Barnes & Noble, Inc. (NYSE: BKS) reported its holiday comparable store sales for the nine-week period ending December 31, 2016.
According to the statement, comparable sales during the holiday period dropped 9.1%, which is the first decline in three years, while online sales rose around 2%. The decrease in comparable sales was partly due to the decline in coloring books and artist supplies, and also lower traffic. However, due to the strong expense management, the company hopes to surpass operating profits of last year.
Compared to the decline in 2016, the company gained profits from sale of hot new album by Adele and adult coloring-book last year, when the comparable sales rose 0.6%.
In the report, the company cut outlook for the whole fiscal year base on the holiday sales result. Comparable store sales for the whole fiscal 2017 were expected to drop 6%. Consolidated EBITDA was expected to be around $200 million, excluding certain charges and costs related with CEO’s departure. In addition, retail EBITDA is anticipated to be around $225 million, and NOOK’s EBITDA will be around $25 million.

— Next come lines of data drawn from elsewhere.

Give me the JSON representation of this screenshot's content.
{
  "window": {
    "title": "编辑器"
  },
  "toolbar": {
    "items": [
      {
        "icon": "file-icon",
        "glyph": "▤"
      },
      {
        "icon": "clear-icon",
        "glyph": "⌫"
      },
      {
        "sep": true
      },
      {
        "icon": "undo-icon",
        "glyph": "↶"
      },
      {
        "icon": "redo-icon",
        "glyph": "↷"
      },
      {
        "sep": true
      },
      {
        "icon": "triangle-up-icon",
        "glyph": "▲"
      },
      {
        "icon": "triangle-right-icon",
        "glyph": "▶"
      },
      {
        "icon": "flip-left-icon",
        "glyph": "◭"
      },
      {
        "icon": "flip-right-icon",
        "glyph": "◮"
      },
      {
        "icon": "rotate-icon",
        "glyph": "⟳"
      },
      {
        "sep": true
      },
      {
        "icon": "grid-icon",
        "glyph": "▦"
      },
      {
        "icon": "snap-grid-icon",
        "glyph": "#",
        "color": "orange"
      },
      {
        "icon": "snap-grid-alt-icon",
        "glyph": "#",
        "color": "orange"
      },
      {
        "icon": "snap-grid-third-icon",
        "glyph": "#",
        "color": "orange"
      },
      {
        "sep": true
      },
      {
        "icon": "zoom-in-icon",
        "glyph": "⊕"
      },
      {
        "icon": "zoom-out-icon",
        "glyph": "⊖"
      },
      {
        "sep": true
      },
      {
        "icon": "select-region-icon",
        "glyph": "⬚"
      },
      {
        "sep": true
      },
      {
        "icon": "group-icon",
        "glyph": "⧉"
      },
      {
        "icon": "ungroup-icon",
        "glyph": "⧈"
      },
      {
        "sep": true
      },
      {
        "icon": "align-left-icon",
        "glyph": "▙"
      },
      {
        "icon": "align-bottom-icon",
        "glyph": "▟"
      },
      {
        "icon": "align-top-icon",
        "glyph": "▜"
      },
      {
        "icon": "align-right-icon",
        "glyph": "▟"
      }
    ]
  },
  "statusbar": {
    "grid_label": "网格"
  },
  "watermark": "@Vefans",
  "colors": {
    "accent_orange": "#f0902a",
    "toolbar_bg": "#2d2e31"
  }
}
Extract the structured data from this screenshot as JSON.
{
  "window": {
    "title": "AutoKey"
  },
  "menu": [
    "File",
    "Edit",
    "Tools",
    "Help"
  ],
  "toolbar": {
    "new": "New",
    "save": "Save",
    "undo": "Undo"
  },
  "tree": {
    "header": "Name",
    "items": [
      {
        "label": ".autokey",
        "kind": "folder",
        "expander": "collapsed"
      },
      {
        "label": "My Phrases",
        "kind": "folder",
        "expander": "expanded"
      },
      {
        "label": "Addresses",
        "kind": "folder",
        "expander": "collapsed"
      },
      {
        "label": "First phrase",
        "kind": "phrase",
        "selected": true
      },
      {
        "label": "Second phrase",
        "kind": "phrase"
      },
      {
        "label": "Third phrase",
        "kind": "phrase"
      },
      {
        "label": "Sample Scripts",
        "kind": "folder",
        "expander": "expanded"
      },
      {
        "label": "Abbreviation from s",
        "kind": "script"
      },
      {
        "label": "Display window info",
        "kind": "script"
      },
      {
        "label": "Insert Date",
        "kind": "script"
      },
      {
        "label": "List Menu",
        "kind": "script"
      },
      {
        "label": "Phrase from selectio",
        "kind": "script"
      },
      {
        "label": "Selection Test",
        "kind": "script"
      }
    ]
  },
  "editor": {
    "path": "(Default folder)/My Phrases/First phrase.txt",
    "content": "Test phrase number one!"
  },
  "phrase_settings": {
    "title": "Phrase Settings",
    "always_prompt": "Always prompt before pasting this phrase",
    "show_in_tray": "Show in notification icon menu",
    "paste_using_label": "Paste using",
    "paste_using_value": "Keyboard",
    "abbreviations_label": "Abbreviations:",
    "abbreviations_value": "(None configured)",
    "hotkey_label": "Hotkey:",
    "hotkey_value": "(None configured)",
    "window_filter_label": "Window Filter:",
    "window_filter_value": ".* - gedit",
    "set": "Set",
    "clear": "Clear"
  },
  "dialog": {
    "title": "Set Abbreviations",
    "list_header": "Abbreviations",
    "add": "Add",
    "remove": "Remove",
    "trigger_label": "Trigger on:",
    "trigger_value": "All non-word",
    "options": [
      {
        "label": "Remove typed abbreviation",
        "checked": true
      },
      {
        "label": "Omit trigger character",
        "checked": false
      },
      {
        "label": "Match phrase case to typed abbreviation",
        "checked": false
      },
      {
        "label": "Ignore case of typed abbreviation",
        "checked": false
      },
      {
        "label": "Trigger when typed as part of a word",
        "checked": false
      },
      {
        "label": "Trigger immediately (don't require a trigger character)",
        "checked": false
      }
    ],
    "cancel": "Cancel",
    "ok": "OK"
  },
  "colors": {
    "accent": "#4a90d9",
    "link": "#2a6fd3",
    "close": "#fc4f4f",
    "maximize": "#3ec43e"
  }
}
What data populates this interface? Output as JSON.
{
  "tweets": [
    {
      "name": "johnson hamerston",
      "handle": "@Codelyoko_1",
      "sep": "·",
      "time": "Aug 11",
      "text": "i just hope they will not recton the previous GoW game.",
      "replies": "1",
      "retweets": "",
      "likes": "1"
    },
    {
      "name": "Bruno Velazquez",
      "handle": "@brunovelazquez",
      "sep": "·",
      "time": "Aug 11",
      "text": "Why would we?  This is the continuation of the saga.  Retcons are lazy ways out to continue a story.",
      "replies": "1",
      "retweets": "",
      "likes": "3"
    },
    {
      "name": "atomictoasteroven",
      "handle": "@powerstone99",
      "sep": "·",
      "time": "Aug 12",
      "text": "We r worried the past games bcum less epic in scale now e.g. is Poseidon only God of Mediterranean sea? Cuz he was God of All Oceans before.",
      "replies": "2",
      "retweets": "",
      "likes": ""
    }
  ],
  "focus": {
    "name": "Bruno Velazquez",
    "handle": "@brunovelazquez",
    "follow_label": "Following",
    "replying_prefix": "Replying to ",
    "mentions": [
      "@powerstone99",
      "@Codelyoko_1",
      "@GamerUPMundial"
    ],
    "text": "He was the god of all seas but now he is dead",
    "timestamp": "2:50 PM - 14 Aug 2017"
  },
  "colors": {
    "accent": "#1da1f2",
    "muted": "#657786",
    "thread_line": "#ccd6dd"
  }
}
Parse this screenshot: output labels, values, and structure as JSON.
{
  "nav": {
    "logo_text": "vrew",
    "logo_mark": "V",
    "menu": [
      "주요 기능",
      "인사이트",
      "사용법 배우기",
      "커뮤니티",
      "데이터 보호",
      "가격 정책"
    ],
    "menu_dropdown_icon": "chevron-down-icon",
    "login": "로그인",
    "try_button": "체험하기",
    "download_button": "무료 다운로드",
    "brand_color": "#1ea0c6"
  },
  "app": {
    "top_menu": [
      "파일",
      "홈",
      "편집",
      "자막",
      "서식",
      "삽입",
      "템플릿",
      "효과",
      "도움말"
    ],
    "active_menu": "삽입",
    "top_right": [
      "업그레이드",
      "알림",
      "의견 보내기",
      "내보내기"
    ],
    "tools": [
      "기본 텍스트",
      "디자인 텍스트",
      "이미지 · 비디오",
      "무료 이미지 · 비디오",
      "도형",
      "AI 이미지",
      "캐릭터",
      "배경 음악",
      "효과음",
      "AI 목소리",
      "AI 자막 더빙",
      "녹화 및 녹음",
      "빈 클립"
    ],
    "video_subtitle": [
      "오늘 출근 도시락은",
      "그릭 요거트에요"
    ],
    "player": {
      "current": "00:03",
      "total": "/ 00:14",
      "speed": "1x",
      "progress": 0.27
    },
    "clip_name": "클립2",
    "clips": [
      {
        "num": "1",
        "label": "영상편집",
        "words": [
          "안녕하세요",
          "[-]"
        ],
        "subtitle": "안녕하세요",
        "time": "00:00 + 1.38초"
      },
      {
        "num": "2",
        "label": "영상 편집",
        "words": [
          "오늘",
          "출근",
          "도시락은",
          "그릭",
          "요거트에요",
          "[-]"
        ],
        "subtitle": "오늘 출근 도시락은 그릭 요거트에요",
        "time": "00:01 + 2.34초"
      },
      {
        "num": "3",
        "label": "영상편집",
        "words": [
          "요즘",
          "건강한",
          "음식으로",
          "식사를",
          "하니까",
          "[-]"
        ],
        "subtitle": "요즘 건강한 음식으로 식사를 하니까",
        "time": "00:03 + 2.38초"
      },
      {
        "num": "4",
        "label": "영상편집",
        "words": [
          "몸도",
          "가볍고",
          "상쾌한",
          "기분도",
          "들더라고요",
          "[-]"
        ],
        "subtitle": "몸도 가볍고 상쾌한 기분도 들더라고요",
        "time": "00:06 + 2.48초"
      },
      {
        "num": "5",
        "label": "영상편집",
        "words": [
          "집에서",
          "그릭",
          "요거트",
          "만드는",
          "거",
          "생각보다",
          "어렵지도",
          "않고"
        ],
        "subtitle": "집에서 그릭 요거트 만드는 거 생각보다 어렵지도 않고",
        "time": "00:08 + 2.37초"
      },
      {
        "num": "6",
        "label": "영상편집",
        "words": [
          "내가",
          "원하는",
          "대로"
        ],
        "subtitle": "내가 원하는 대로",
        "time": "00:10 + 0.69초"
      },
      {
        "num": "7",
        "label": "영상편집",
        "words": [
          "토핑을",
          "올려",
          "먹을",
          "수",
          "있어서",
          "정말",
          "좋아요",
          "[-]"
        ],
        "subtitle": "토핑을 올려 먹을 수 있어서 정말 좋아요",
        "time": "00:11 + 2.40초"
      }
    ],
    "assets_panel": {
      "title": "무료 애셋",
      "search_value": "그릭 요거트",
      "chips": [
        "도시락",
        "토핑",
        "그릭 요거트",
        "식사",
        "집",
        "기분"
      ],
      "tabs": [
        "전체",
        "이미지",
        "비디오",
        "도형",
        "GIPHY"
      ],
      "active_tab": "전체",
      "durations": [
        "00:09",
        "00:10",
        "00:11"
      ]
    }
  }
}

“Although books outperformed the company as a whole, we were not pleased with our results,” said Len Riggio, Chief Executive Officer of Barnes & Noble, Inc. “Fortunately, post-holiday traffic and sales have improved and we are optimistic for the remainder of the fiscal year, and we believe this most unusual retail season may be behind us.”
Recently, Barnes & Noble opened three new stores and in the next fiscal year, the fourth one will be opened. By the end of the current fiscal year, the company will close 12 stores.
“Barnes & Noble will continue to offer a relaxing and enjoyable place to buy a book, and there’s a need for that. It’s just not a growing need, and that’s the problem,” said an analyst with Gabelli & Co.